La gente quiere anécdotas, yo les digo que coja un libro, se lo lea, y ahí tiene la esencia de Cortázar. Mirad mis fotos. Si os gustan, me lo decís. Si no, también. Podéis hacer reflexiones sobre ellas, pero no me preguntéis por qué las he hecho.

—Pero tienes que entender la importancia del personaje de Cortázar. ¿No crees que es normal que te hagan este tipo de preguntas?

—Lo que pasa es que Julio era como un tío para mí, un primo. Estaba todo el tiempo en casa, para mí era un hombre normal.

Retrato a Julio Cortázar, 1976. © Alberto Jonquières.

Retrato a Julio Cortázar, 1976.
© Alberto Jonquières.

—Claro, tú no tienes en absoluto ese idealismo.

—Para nada. Además, Rayuela lo leí hace nada y se me cayó de las manos. No pasé de diez páginas. Es ilegible. Me pareció pomposo, pedante y muy pesado, una cosa insoportable. La gente no se atreve a decirlo, pero ¿qué pasa? Yo lo digo, la ventaja de ser mayor ya es poder decir lo que piensas, no andarse con tapujos e historias.
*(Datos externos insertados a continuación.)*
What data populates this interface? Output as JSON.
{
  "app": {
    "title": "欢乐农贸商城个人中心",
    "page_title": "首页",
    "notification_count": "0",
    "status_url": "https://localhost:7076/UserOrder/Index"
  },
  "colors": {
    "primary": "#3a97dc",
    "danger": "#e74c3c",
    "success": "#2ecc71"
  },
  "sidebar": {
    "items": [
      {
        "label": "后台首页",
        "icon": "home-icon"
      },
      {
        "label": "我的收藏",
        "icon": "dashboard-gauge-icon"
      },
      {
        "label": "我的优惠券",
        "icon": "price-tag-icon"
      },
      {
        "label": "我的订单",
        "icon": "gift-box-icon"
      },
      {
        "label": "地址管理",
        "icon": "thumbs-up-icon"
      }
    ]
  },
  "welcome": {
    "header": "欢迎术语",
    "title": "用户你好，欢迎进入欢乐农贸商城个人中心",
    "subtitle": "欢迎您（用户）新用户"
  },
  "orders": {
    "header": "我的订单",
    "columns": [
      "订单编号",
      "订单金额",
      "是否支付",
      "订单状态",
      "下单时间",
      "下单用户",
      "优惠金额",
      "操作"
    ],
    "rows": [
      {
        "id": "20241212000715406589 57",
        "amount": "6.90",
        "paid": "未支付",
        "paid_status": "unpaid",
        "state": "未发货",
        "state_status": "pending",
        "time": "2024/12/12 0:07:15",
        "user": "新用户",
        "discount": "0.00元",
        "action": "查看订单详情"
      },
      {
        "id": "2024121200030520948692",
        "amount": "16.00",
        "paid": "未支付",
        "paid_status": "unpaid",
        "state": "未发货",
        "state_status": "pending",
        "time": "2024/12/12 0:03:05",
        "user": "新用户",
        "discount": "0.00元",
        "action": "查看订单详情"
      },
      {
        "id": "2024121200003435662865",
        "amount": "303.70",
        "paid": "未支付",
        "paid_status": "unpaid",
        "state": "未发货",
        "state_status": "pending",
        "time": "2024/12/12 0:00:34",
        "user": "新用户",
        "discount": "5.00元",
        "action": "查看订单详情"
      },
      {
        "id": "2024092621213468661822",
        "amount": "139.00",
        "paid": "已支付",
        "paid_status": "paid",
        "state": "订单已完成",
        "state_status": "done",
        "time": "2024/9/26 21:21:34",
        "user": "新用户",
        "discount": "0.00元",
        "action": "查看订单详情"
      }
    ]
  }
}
Pero bueno, la relación fue bonita con él, tengo buenos recuerdos, era un tío majo, muy grandote y tocaba muy mal la trompeta.

—Él dice abiertamente que era un músico frustrado. ¿Fue así?

—Tenía una colección de vinilos increíble, adoraba el jazz, no sabía tocar. Yo no soy músico, pero era horrible. También estoy frustrado. En realidad me hubiera gustado aprender a tocar el piano, el violín lo odio, aunque se trate de Rostropovich tocando, no lo soporto, el piano en cambio me parece maravilloso.

— ¿Qué papel juega para ti la fotografía?

—La fotografía para mí es vital, me entró porque tenía una cultura visual muy grande por mis padres. Desde pequeño estuve mamando mucha pintura y fotografía, además de música, que a mi padre le encantaba.

Yo iba a ser egiptólogo, pero un día me regalaron una cámara de fotos pequeñita, de plástico. Estábamos visitando los Castillos del Aluar, nos encontrábamos en un claustro románico precioso y vi trozos de capiteles, entraba una luz genial. En cuanto vi la foto me di cuenta de lo que me gustaba esto, le di la paliza a mi padre para que me comprara una cámara buena y desde ahí no he parado de hacer fotos, tendría 13 años, ahora me sigue encantando.

—Muchas gracias, Alberto.

—A ti. Me voy con mi amigo Manolo por ahí, que vaya bien —se despide con un abrazo.